Por Itasat
No dia 26 de março, já em plena pandemia, a Câmara dos Deputados aprovou o pagamento do auxílio emergencial a trabalhadores informais. Cinco dias depois, o Senado liberava a telemedicina para o atendimento de pacientes como mais uma medida de enfrentamento do novo coronavírus. Em comum, as duas iniciativas partiram do Legislativo, como 92% dos projetos relacionados à crise da covid-19 transformados em lei até agora.
O governo conseguiu aprovar no Congresso apenas um projeto de sua iniciativa – o que autorizou medidas como isolamento e dispensa de licitação em compras públicas enquanto durar a pandemia. A estratégia do Executivo tem sido a de enviar medidas provisórias (MPs), que entram em vigor assim que publicadas, mas precisam de aprovação do Legislativo para virar lei.
Ao todo, foram 49 MPs, mas apenas três tiveram o aval dos parlamentares – a que permitiu a redução de salários e jornada de trabalhadores do setor privado; a que cortou pela metade a contribuição das empresas para manutenção do Sistema S e a que ampliou o prazo para as companhias realizarem assembleias ordinárias. As demais, caso não aprovadas, perderão a validade antes do fim da crise.
Segundo o levantamento, feito por técnicos da Câmara, quase metade (41%) destas MPs editadas por Bolsonaro teve motivação econômica, como a liberação de crédito extra para ministérios ou alívio fiscal a algum setor. No entanto, as medidas de maior impacto partiram de iniciativas do Congresso.

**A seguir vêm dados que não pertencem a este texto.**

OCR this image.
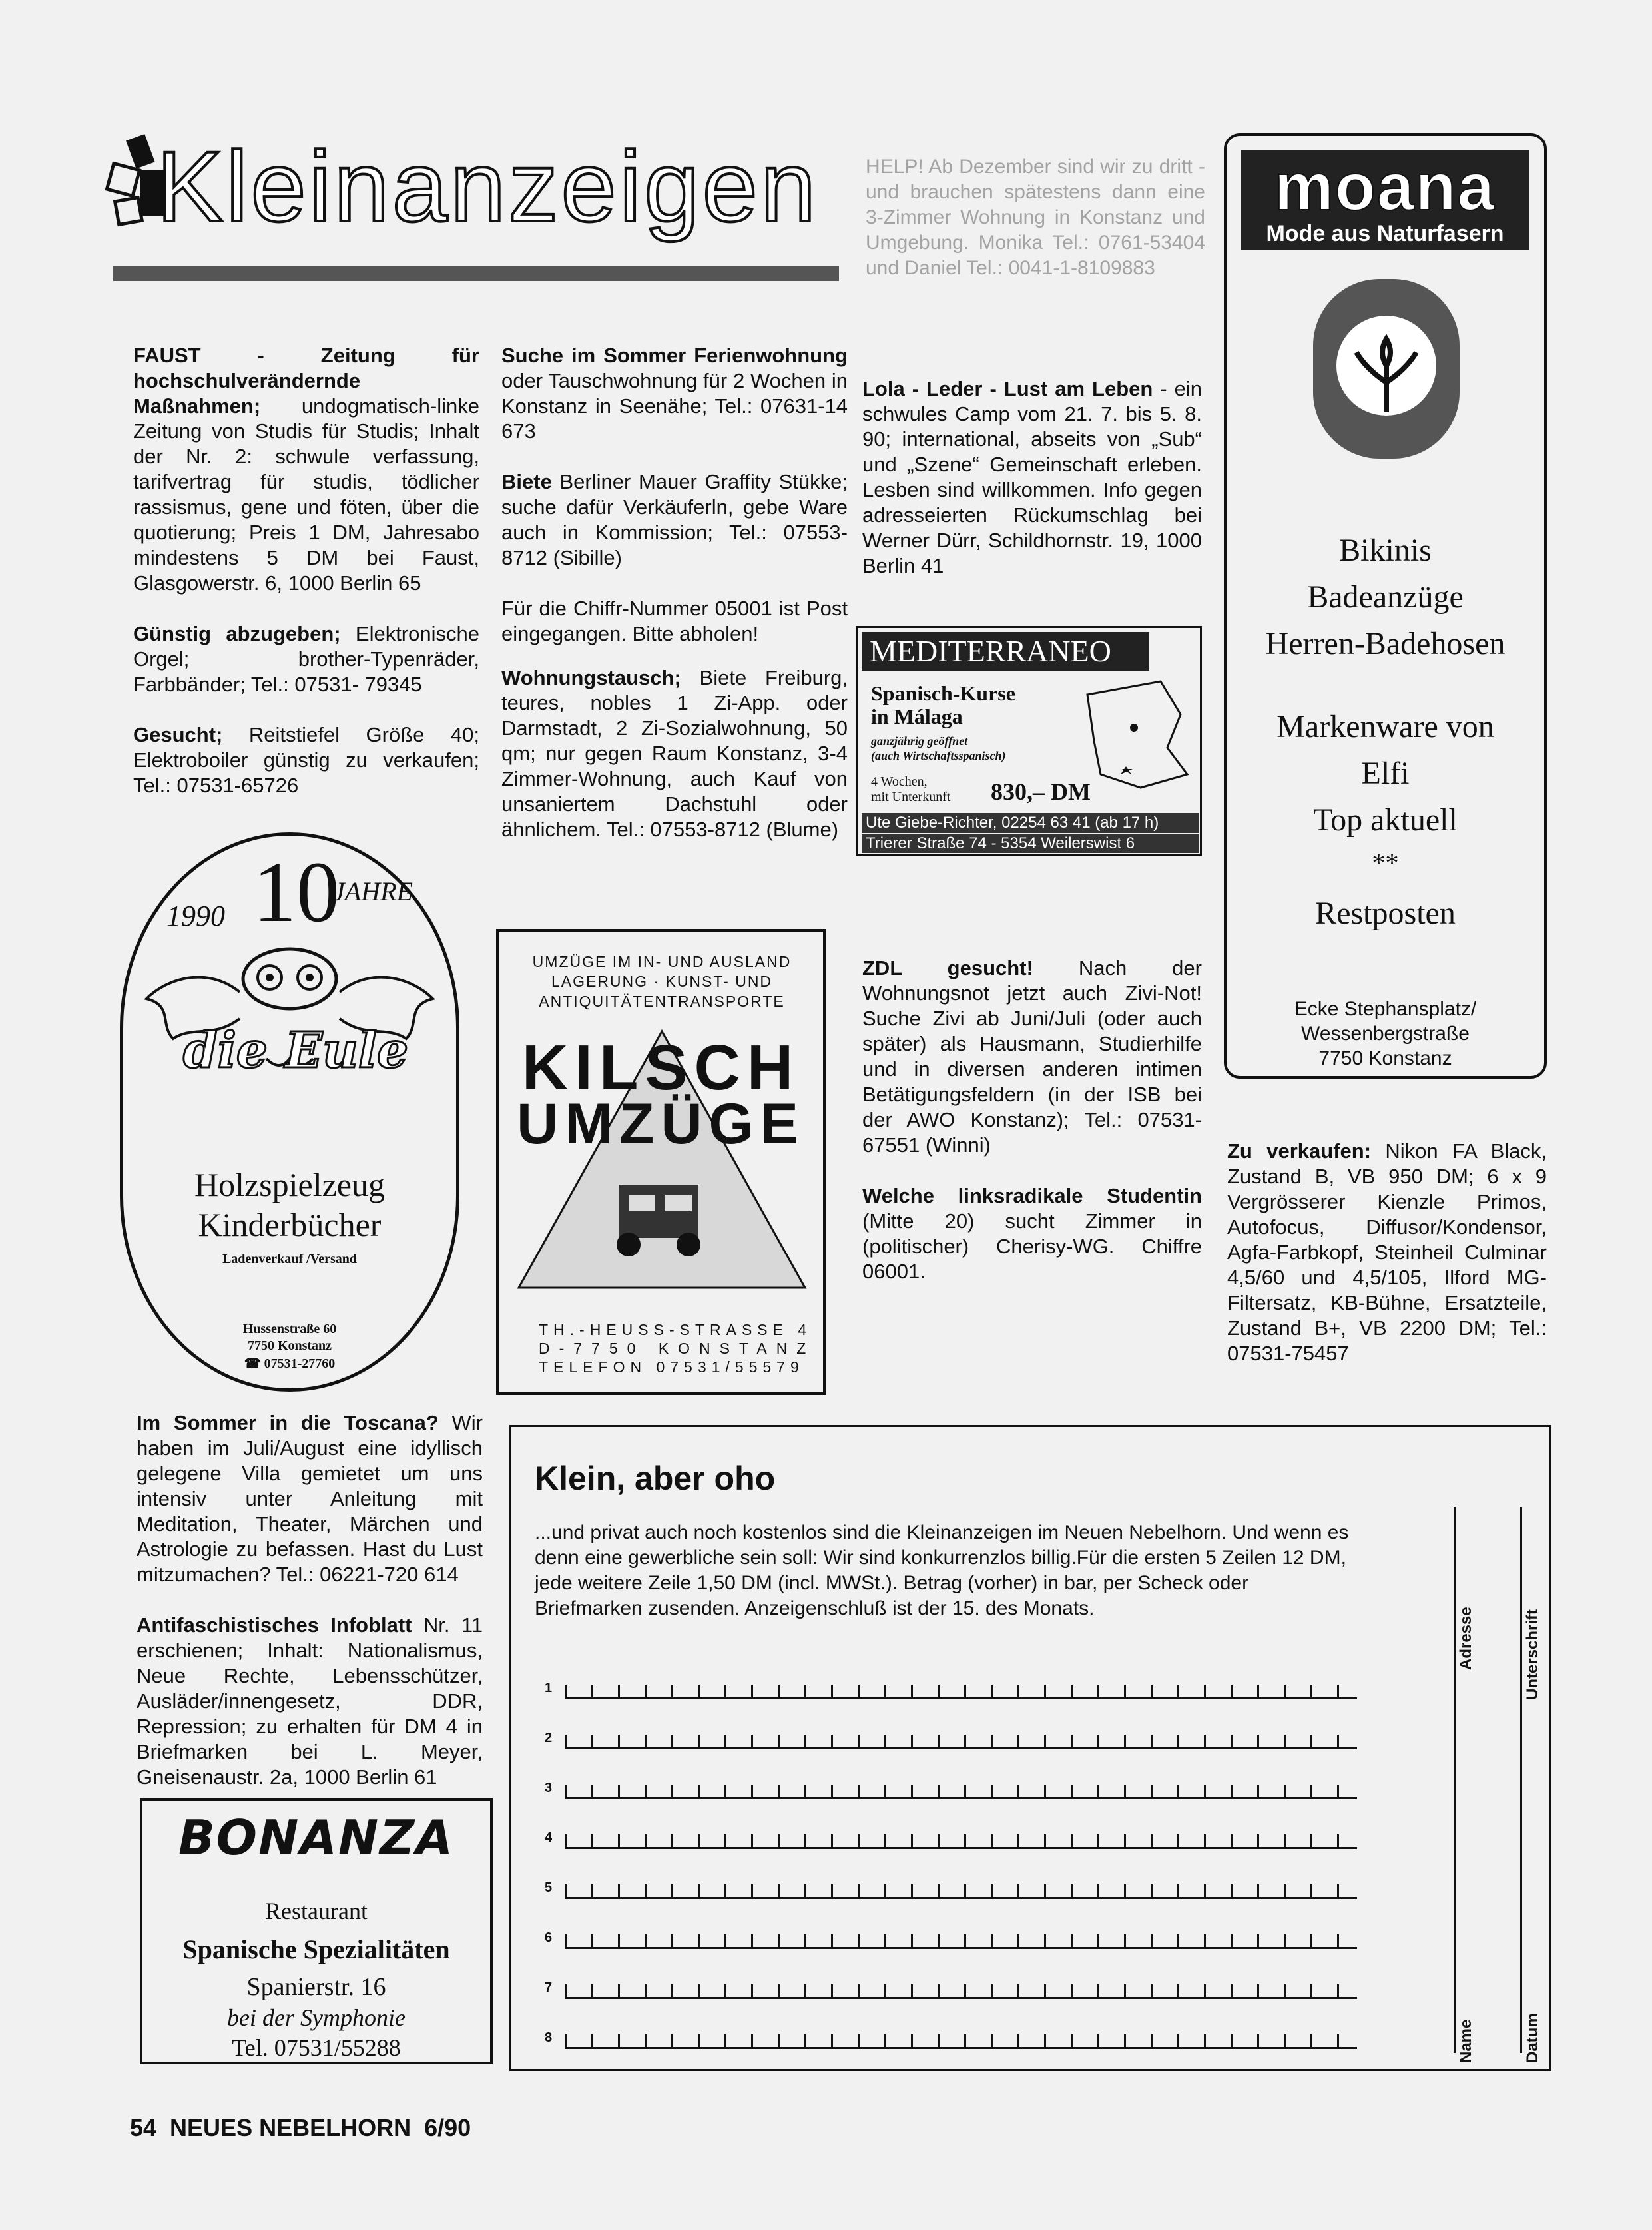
Kleinanzeigen HELP! Ab Dezember sind wir zu dritt - und brauchen spätestens dann eine 3-Zimmer Wohnung in Konstanz und Umgebung. Monika Tel.: 0761-53404 und Daniel Tel.: 0041-1-8109883

FAUST - Zeitung für hochschulverändernde Maßnahmen; undogmatisch-linke Zeitung von Studis für Studis; Inhalt der Nr. 2: schwule verfassung, tarifvertrag für studis, tödlicher rassismus, gene und föten, über die quotierung; Preis 1 DM, Jahresabo mindestens 5 DM bei Faust, Glasgowerstr. 6, 1000 Berlin 65

Günstig abzugeben; Elektronische Orgel; brother-Typenräder, Farbbänder; Tel.: 07531- 79345

Gesucht; Reitstiefel Größe 40; Elektroboiler günstig zu verkaufen; Tel.: 07531-65726

1990 10
JAHRE
die Eule
Holzspielzeug
Kinderbücher
Ladenverkauf /Versand
Hussenstraße 60
7750 Konstanz
☎ 07531-27760

Im Sommer in die Toscana? Wir haben im Juli/August eine idyllisch gelegene Villa gemietet um uns intensiv unter Anleitung mit Meditation, Theater, Märchen und Astrologie zu befassen. Hast du Lust mitzumachen? Tel.: 06221-720 614

Antifaschistisches Infoblatt Nr. 11 erschienen; Inhalt: Nationalismus, Neue Rechte, Lebensschützer, Ausläder/innengesetz, DDR, Repression; zu erhalten für DM 4 in Briefmarken bei L. Meyer, Gneisenaustr. 2a, 1000 Berlin 61

BONANZA
Restaurant
Spanische Spezialitäten
Spanierstr. 16
bei der Symphonie
Tel. 07531/55288

Suche im Sommer Ferienwohnung oder Tauschwohnung für 2 Wochen in Konstanz in Seenähe; Tel.: 07631-14 673

Biete Berliner Mauer Graffity Stükke; suche dafür Verkäuferln, gebe Ware auch in Kommission; Tel.: 07553-8712 (Sibille)

Für die Chiffr-Nummer 05001 ist Post eingegangen. Bitte abholen!

Wohnungstausch; Biete Freiburg, teures, nobles 1 Zi-App. oder Darmstadt, 2 Zi-Sozialwohnung, 50 qm; nur gegen Raum Konstanz, 3-4 Zimmer-Wohnung, auch Kauf von unsaniertem Dachstuhl oder ähnlichem. Tel.: 07553-8712 (Blume)

UMZÜGE IM IN- UND AUSLAND LAGERUNG · KUNST- UND ANTIQUITÄTENTRANSPORTE
KILSCH
UMZÜGE
TH.-HEUSS-STRASSE 4
D-7750 KONSTANZ
TELEFON 07531/55579

Lola - Leder - Lust am Leben - ein schwules Camp vom 21. 7. bis 5. 8. 90; international, abseits von „Sub“ und „Szene“ Gemeinschaft erleben. Lesben sind willkommen. Info gegen adresseierten Rückumschlag bei Werner Dürr, Schildhornstr. 19, 1000 Berlin 41

MEDITERRANEO
Spanisch-Kurse
in Málaga
ganzjährig geöffnet
(auch Wirtschaftsspanisch)
4 Wochen,
mit Unterkunft 830,– DM
Ute Giebe-Richter, 02254 63 41 (ab 17 h)
Trierer Straße 74 - 5354 Weilerswist 6

ZDL gesucht! Nach der Wohnungsnot jetzt auch Zivi-Not! Suche Zivi ab Juni/Juli (oder auch später) als Hausmann, Studierhilfe und in diversen anderen intimen Betätigungsfeldern (in der ISB bei der AWO Konstanz); Tel.: 07531-67551 (Winni)

Welche linksradikale Studentin (Mitte 20) sucht Zimmer in (politischer) Cherisy-WG. Chiffre 06001.

moana
Mode aus Naturfasern
Bikinis
Badeanzüge
Herren-Badehosen
Markenware von
Elfi
Top aktuell
**
Restposten
Ecke Stephansplatz/
Wessenbergstraße
7750 Konstanz

Zu verkaufen: Nikon FA Black, Zustand B, VB 950 DM; 6 x 9 Vergrösserer Kienzle Primos, Autofocus, Diffusor/Kondensor, Agfa-Farbkopf, Steinheil Culminar 4,5/60 und 4,5/105, Ilford MG-Filtersatz, KB-Bühne, Ersatzteile, Zustand B+, VB 2200 DM; Tel.: 07531-75457

Klein, aber oho
...und privat auch noch kostenlos sind die Kleinanzeigen im Neuen Nebelhorn. Und wenn es denn eine gewerbliche sein soll: Wir sind konkurrenzlos billig.Für die ersten 5 Zeilen 12 DM, jede weitere Zeile 1,50 DM (incl. MWSt.). Betrag (vorher) in bar, per Scheck oder Briefmarken zusenden. Anzeigenschluß ist der 15. des Monats.
1
2
3
4
5
6
7
8
Adresse	Unterschrift
Name	Datum
54  NEUES NEBELHORN  6/90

Além do auxílio emergencial, é o caso da ajuda financeira de R$ 60 bilhões para Estados e municípios. O socorro foi aprovado após um vai e vem entre Câmara e Senado e sancionada no último minuto, com vetos, por Bolsonaro. “Na pandemia, ficou mais evidente, mas já não era diferente antes. Um Congresso formulador e ágil diante de um governo confuso que só ‘pega no tranco’”, disse o relator do projeto na Câmara, deputado Pedro Paulo (DEM-RJ).

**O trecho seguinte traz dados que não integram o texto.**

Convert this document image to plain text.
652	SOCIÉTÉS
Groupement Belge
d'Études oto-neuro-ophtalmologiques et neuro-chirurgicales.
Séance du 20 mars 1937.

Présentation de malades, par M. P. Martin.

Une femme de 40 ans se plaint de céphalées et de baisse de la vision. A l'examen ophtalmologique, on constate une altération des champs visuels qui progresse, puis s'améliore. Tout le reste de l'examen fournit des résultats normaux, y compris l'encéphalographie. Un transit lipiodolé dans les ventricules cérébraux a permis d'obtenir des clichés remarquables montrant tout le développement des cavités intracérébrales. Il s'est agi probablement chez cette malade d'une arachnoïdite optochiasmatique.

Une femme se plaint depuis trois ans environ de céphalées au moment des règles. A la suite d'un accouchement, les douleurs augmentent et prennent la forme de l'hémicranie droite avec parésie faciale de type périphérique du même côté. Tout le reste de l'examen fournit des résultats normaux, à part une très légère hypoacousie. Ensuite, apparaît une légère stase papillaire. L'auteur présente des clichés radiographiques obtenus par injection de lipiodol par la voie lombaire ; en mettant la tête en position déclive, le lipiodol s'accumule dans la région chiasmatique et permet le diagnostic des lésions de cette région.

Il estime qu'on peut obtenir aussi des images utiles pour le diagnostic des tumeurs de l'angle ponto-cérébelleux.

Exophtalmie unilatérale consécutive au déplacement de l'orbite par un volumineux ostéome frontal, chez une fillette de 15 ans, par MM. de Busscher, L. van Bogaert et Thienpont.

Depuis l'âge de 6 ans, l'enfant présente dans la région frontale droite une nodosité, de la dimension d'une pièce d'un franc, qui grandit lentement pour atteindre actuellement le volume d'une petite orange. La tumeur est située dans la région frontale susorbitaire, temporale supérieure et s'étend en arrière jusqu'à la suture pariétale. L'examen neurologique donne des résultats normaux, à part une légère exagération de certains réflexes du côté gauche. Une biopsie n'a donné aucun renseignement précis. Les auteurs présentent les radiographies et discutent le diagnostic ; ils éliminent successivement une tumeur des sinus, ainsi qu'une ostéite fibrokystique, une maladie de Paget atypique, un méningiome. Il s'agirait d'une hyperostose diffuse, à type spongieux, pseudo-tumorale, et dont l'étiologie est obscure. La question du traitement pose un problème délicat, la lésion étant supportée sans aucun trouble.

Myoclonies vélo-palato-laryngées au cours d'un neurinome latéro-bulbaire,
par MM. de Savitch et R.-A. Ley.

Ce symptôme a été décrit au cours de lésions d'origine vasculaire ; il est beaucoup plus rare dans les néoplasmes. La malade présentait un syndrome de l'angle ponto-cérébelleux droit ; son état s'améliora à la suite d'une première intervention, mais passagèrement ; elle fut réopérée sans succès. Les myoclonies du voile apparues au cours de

Apenas 21% dos projetos votados em 2019 tiveram como autor o Poder Executivo. Em tese, os presidentes da Câmara dos Deputados e do Senado e os líderes partidários têm autonomia para escolher o que é ou não votado. Na prática, porém, o Poder Executivo costuma impor sua agenda.
Os números mostram que Bolsonaro tem minimizado a pandemia não apenas no discurso. Na mesma semana em que os deputados criavam o auxílio a informais, o presidente tratou a doença como “histeria”, acusou a imprensa de espalhar “a sensação de pavor” e chamou a doença de “gripezinha”.

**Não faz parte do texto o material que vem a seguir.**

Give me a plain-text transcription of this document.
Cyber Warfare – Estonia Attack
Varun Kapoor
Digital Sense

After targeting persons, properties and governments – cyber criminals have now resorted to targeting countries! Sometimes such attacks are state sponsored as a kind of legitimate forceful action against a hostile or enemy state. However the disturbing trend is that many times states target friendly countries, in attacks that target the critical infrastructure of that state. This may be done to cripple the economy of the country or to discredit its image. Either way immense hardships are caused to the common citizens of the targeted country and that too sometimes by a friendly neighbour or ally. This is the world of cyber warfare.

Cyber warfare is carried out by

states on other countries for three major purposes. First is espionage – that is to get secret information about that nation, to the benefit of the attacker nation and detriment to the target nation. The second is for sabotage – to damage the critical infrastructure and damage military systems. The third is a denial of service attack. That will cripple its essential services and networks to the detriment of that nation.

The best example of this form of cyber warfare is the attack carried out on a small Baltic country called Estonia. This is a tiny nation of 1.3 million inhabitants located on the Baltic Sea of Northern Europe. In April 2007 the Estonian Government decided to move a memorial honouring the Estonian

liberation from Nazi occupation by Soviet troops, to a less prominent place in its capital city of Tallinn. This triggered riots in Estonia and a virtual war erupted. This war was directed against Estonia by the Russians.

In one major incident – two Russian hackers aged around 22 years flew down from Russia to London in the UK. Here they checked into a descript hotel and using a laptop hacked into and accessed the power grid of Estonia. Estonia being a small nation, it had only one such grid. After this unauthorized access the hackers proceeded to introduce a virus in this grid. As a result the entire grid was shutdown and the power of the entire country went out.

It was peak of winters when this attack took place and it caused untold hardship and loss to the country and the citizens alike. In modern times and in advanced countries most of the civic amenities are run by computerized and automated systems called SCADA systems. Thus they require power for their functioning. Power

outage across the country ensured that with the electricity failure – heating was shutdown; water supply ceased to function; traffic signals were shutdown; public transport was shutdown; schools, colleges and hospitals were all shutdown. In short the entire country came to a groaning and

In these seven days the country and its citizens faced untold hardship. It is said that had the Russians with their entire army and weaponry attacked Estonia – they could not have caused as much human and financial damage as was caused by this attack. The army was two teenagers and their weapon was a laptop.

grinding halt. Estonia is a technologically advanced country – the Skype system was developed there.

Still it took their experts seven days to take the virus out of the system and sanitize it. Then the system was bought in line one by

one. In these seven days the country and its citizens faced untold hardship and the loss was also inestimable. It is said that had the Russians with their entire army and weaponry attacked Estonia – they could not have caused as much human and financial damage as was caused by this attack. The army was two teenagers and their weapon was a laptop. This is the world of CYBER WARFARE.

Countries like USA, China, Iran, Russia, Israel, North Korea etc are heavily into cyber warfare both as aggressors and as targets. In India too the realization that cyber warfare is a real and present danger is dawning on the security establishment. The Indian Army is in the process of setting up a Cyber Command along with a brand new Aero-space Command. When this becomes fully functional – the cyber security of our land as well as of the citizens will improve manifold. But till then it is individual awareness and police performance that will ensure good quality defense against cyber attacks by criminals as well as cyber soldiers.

Enquanto o Congresso aprovava medidas como a que autoriza restaurantes, supermercados e outros estabelecimentos a doar excedente de alimentos durante a crise, na lista de prioridades do governo estavam medidas sem relação com a covid-19. No último dia 24, deputados aprovaram texto enviado pelo Executivo que aumenta o prazo de validade da Carteira Nacional de Habilitação (CNH) e amplia o número de infrações que precisam ser cometidas para que motoristas tenham o documento suspenso. A proposta era uma promessa de Bolsonaro desde a campanha eleitoral.
Relevância
O presidente da Câmara, deputado Rodrigo Maia (DEM-RJ), vê no alto índice de projetos aprovados com origem no Legislativo um sinal de que deputados e senadores estão “ouvindo a sociedade”. “O levantamento mostra o papel importante e relevante que o parlamento tem”, afirmou.
Para o deputado Kim Kataguiri (DEM-SP), os dados acabam com a “falsa narrativa do presidente Jair Bolsonaro de que o Congresso não está deixando ele governar”. “Fica claro que a principais medidas contra a pandemia foram tomadas pelo Parlamento. Bolsonaro não governa porque não quer”, disse o parlamentar.
‘Competências’
O Palácio do Planalto informou, em nota, desconhecer o levantamento feito pela Câmara, e citou outras medidas, como portarias, decretos e instruções normativas, que regulamentam ou complementam leis aprovadas no Parlamento.
“No estado democrático de direito, cabe ao Poder Executivo executar as leis e cabe ao Poder Legislativo elaborar as leis. Além disso, em um sistema de freios e contrapesos, o princípio da separação dos poderes busca limitar as competências, impedindo que um Poder se sobreponha a outro”, afirmou a Secretaria-Geral da Presidência.